When introducing clients to “wireless audio,” there is always confusion when explaining what “wireless” actually means. They believe these are magic speakers powered by unicorn dust, so I am forced to explain that systems are more “fewer wires” than “completely wireless.” I also introduce Sonos as a software company and not a speaker company. Its speakers sound decent, certainly not excellent. Pair a Sonos app with a great pair of speakers, however, and now you have a system!
This year we also saw the introduction of Yamaha's MusicCast, and growth in DTS's Play-Fi now adopted by companies like Paradigm and Polk. It is easier than ever before to have music throughout the house—no more excuses. Make sure your team is up to date on these systems.
The Rise of the Invisible: It is easy to sell a TV and even easier to sell a soundbar to go with it, but that will not keep your company afloat. We know the network will continue to play an ever more important role in the home, and for this reason, selling enterprise-grade routers and wireless access points is not only needed for your systems but for your company’s long-term health and the client's overall satisfaction, as well. The key becomes selling them these “invisible” devices after they see they can get them for less than $100 online or at the big-box stores. How do you handle this challenge?
The network is not the only invisible service. Lighting control has become more cost effective than ever before. With the ease of programming on new systems like Crestron’s Pyng (even sales can do it) lighting control has become less about touching buttons and more about the quality of life—lights that turn themselves on and off. No longer think motion detector, but the amount of light outside. Beyond that, clients are finally able to access and make changes if needed, and this is a huge plus for them. Once again, this is a service we can supply but not one that can be seen or held like the crazy remotes of the past.
Can I add 4K as a new technology that no one can see in their home as an invisible technology? Maybe, that will change in 2016. Maybe.

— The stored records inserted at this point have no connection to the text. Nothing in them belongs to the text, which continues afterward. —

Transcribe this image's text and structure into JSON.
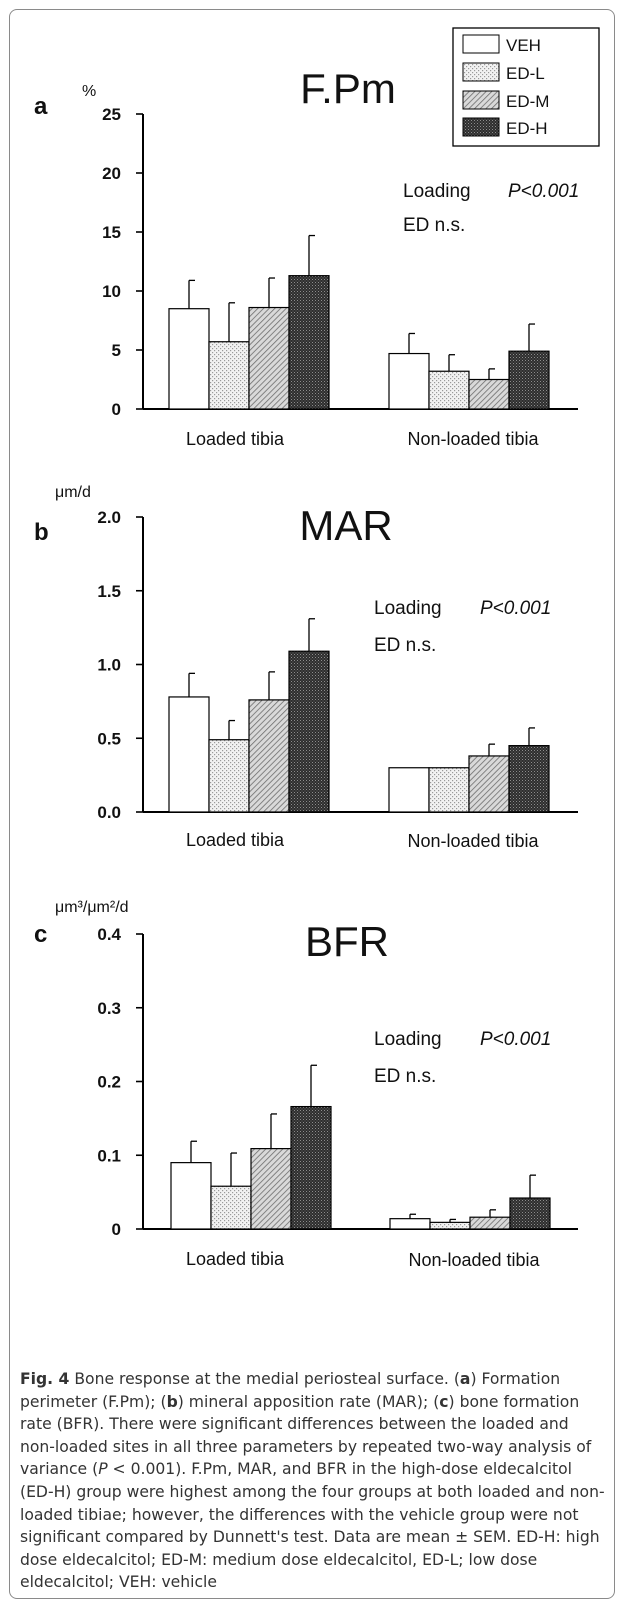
{
  "colors": {
    "axis": "#000000",
    "text": "#111111",
    "caption_text": "#333333"
  },
  "legend": {
    "entries": [
      {
        "label": "VEH",
        "pattern": "white-fill"
      },
      {
        "label": "ED-L",
        "pattern": "light-dots"
      },
      {
        "label": "ED-M",
        "pattern": "diagonal-hatch"
      },
      {
        "label": "ED-H",
        "pattern": "dark-crosshatch"
      }
    ]
  },
  "chart_data": [
    {
      "type": "bar",
      "panel_letter": "a",
      "title": "F.Pm",
      "ylabel": "%",
      "ylim": [
        0,
        25
      ],
      "yticks": [
        "0",
        "5",
        "10",
        "15",
        "20",
        "25"
      ],
      "tick_values": [
        0,
        5,
        10,
        15,
        20,
        25
      ],
      "categories": [
        "Loaded tibia",
        "Non-loaded tibia"
      ],
      "series": [
        {
          "name": "VEH",
          "values": [
            8.5,
            4.7
          ],
          "errors": [
            2.4,
            1.7
          ]
        },
        {
          "name": "ED-L",
          "values": [
            5.7,
            3.2
          ],
          "errors": [
            3.3,
            1.4
          ]
        },
        {
          "name": "ED-M",
          "values": [
            8.6,
            2.5
          ],
          "errors": [
            2.5,
            0.9
          ]
        },
        {
          "name": "ED-H",
          "values": [
            11.3,
            4.9
          ],
          "errors": [
            3.4,
            2.3
          ]
        }
      ],
      "annotations": {
        "loading_label": "Loading",
        "loading_p": "P<0.001",
        "ed_label": "ED n.s."
      },
      "grid": false,
      "legend_placement": "top-right"
    },
    {
      "type": "bar",
      "panel_letter": "b",
      "title": "MAR",
      "ylabel": "μm/d",
      "ylim": [
        0,
        2.0
      ],
      "yticks": [
        "0.0",
        "0.5",
        "1.0",
        "1.5",
        "2.0"
      ],
      "tick_values": [
        0,
        0.5,
        1.0,
        1.5,
        2.0
      ],
      "categories": [
        "Loaded tibia",
        "Non-loaded tibia"
      ],
      "series": [
        {
          "name": "VEH",
          "values": [
            0.78,
            0.3
          ],
          "errors": [
            0.16,
            0
          ]
        },
        {
          "name": "ED-L",
          "values": [
            0.49,
            0.3
          ],
          "errors": [
            0.13,
            0
          ]
        },
        {
          "name": "ED-M",
          "values": [
            0.76,
            0.38
          ],
          "errors": [
            0.19,
            0.08
          ]
        },
        {
          "name": "ED-H",
          "values": [
            1.09,
            0.45
          ],
          "errors": [
            0.22,
            0.12
          ]
        }
      ],
      "annotations": {
        "loading_label": "Loading",
        "loading_p": "P<0.001",
        "ed_label": "ED n.s."
      },
      "grid": false
    },
    {
      "type": "bar",
      "panel_letter": "c",
      "title": "BFR",
      "ylabel": "μm³/μm²/d",
      "ylim": [
        0,
        0.4
      ],
      "yticks": [
        "0",
        "0.1",
        "0.2",
        "0.3",
        "0.4"
      ],
      "tick_values": [
        0,
        0.1,
        0.2,
        0.3,
        0.4
      ],
      "categories": [
        "Loaded tibia",
        "Non-loaded tibia"
      ],
      "series": [
        {
          "name": "VEH",
          "values": [
            0.09,
            0.014
          ],
          "errors": [
            0.029,
            0.006
          ]
        },
        {
          "name": "ED-L",
          "values": [
            0.058,
            0.009
          ],
          "errors": [
            0.045,
            0.004
          ]
        },
        {
          "name": "ED-M",
          "values": [
            0.109,
            0.016
          ],
          "errors": [
            0.047,
            0.01
          ]
        },
        {
          "name": "ED-H",
          "values": [
            0.166,
            0.042
          ],
          "errors": [
            0.056,
            0.031
          ]
        }
      ],
      "annotations": {
        "loading_label": "Loading",
        "loading_p": "P<0.001",
        "ed_label": "ED n.s."
      },
      "grid": false
    }
  ],
  "caption": {
    "fig_label": "Fig. 4",
    "s1": " Bone response at the medial periosteal surface. (",
    "l_a": "a",
    "s2": ") Formation perimeter (F.Pm); (",
    "l_b": "b",
    "s3": ") mineral apposition rate (MAR); (",
    "l_c": "c",
    "s4": ") bone formation rate (BFR). There were significant differences between the loaded and non-loaded sites in all three parameters by repeated two-way analysis of variance (",
    "p_italic": "P",
    "s5": " < 0.001). F.Pm, MAR, and BFR in the high-dose eldecalcitol (ED-H) group were highest among the four groups at both loaded and non-loaded tibiae; however, the differences with the vehicle group were not significant compared by Dunnett's test. Data are mean ± SEM. ED-H: high dose eldecalcitol; ED-M: medium dose eldecalcitol, ED-L; low dose eldecalcitol; VEH: vehicle"
  }
}
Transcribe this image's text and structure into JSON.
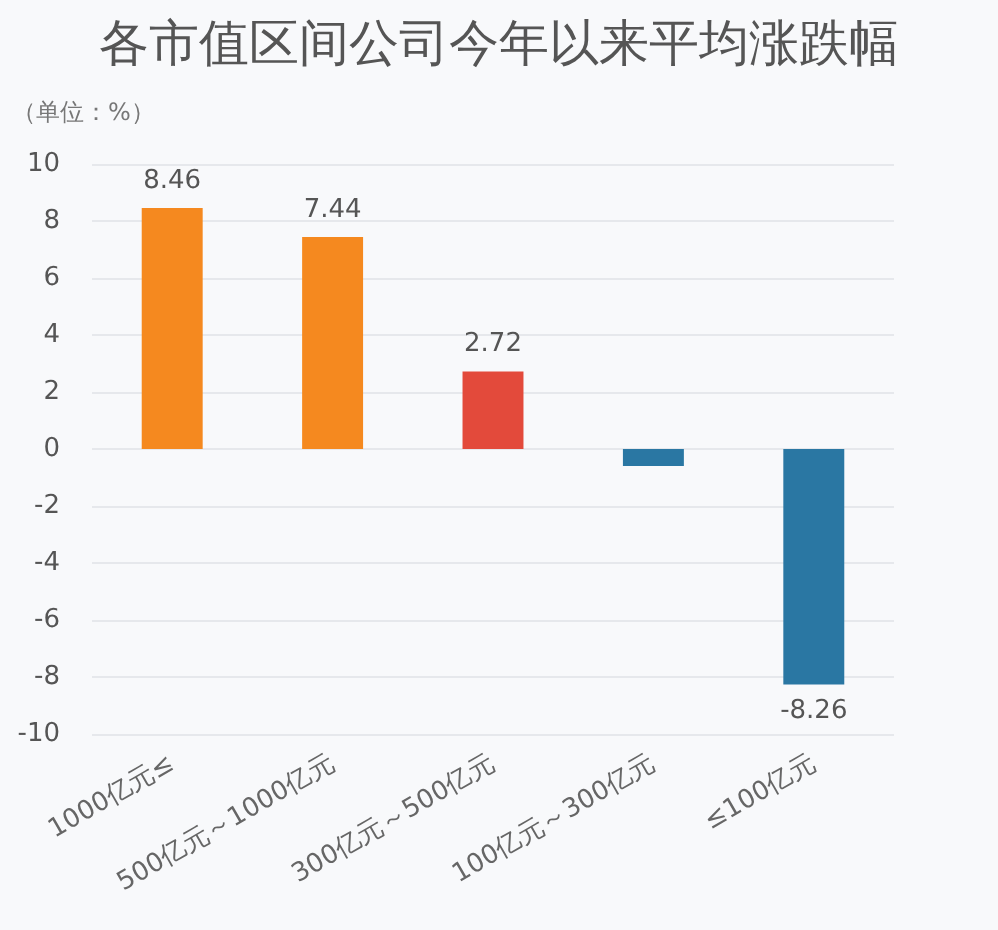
{
  "chart_data": {
    "type": "bar",
    "title": "各市值区间公司今年以来平均涨跌幅",
    "ylabel": "（单位：%）",
    "categories": [
      "1000亿元≤",
      "500亿元～1000亿元",
      "300亿元～500亿元",
      "100亿元～300亿元",
      "≤100亿元"
    ],
    "values": [
      8.46,
      7.44,
      2.72,
      -0.6,
      -8.26
    ],
    "colors": [
      "#f5891f",
      "#f5891f",
      "#e34a3b",
      "#2a77a3",
      "#2a77a3"
    ],
    "value_labels": [
      "8.46",
      "7.44",
      "2.72",
      null,
      "-8.26"
    ],
    "ylim": [
      -10,
      10
    ],
    "yticks": [
      -10,
      -8,
      -6,
      -4,
      -2,
      0,
      2,
      4,
      6,
      8,
      10
    ],
    "grid": "y"
  }
}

Service Remains Strong: For now, service remains an item one cannot purchase on the World Wide Web, and many clients do not like the idea of having the big-box stores in their homes. Winning the client over and learning their lifestyle remains a place where others cannot compete. Whether it is hanging a flat screen over the fireplace, or installing a surround system, service remains the top reason one places a call. It is up to us to then let the client know we are more than a TV company; we are their technologies.
Streaming has Gone Mainstream: Streaming is not a big profit maker, but a great add on to get your client to use your services for life. It seems like every demographic these days is beginning to stream media. If we can teach them simpler ways to access this media, you can truly win over the client. Back to service topic above, you might not make anything off that Apple TV, but they’ll be sure to call you for their new basement system now that you have introduced them to the magic.
The new year will be here before we know it, and by playing our cards right and understanding the industry, we can make sure the bottom line does not suffer so we can continue to be there for the clients for years to come.
What technology have you seen rise to the top this year?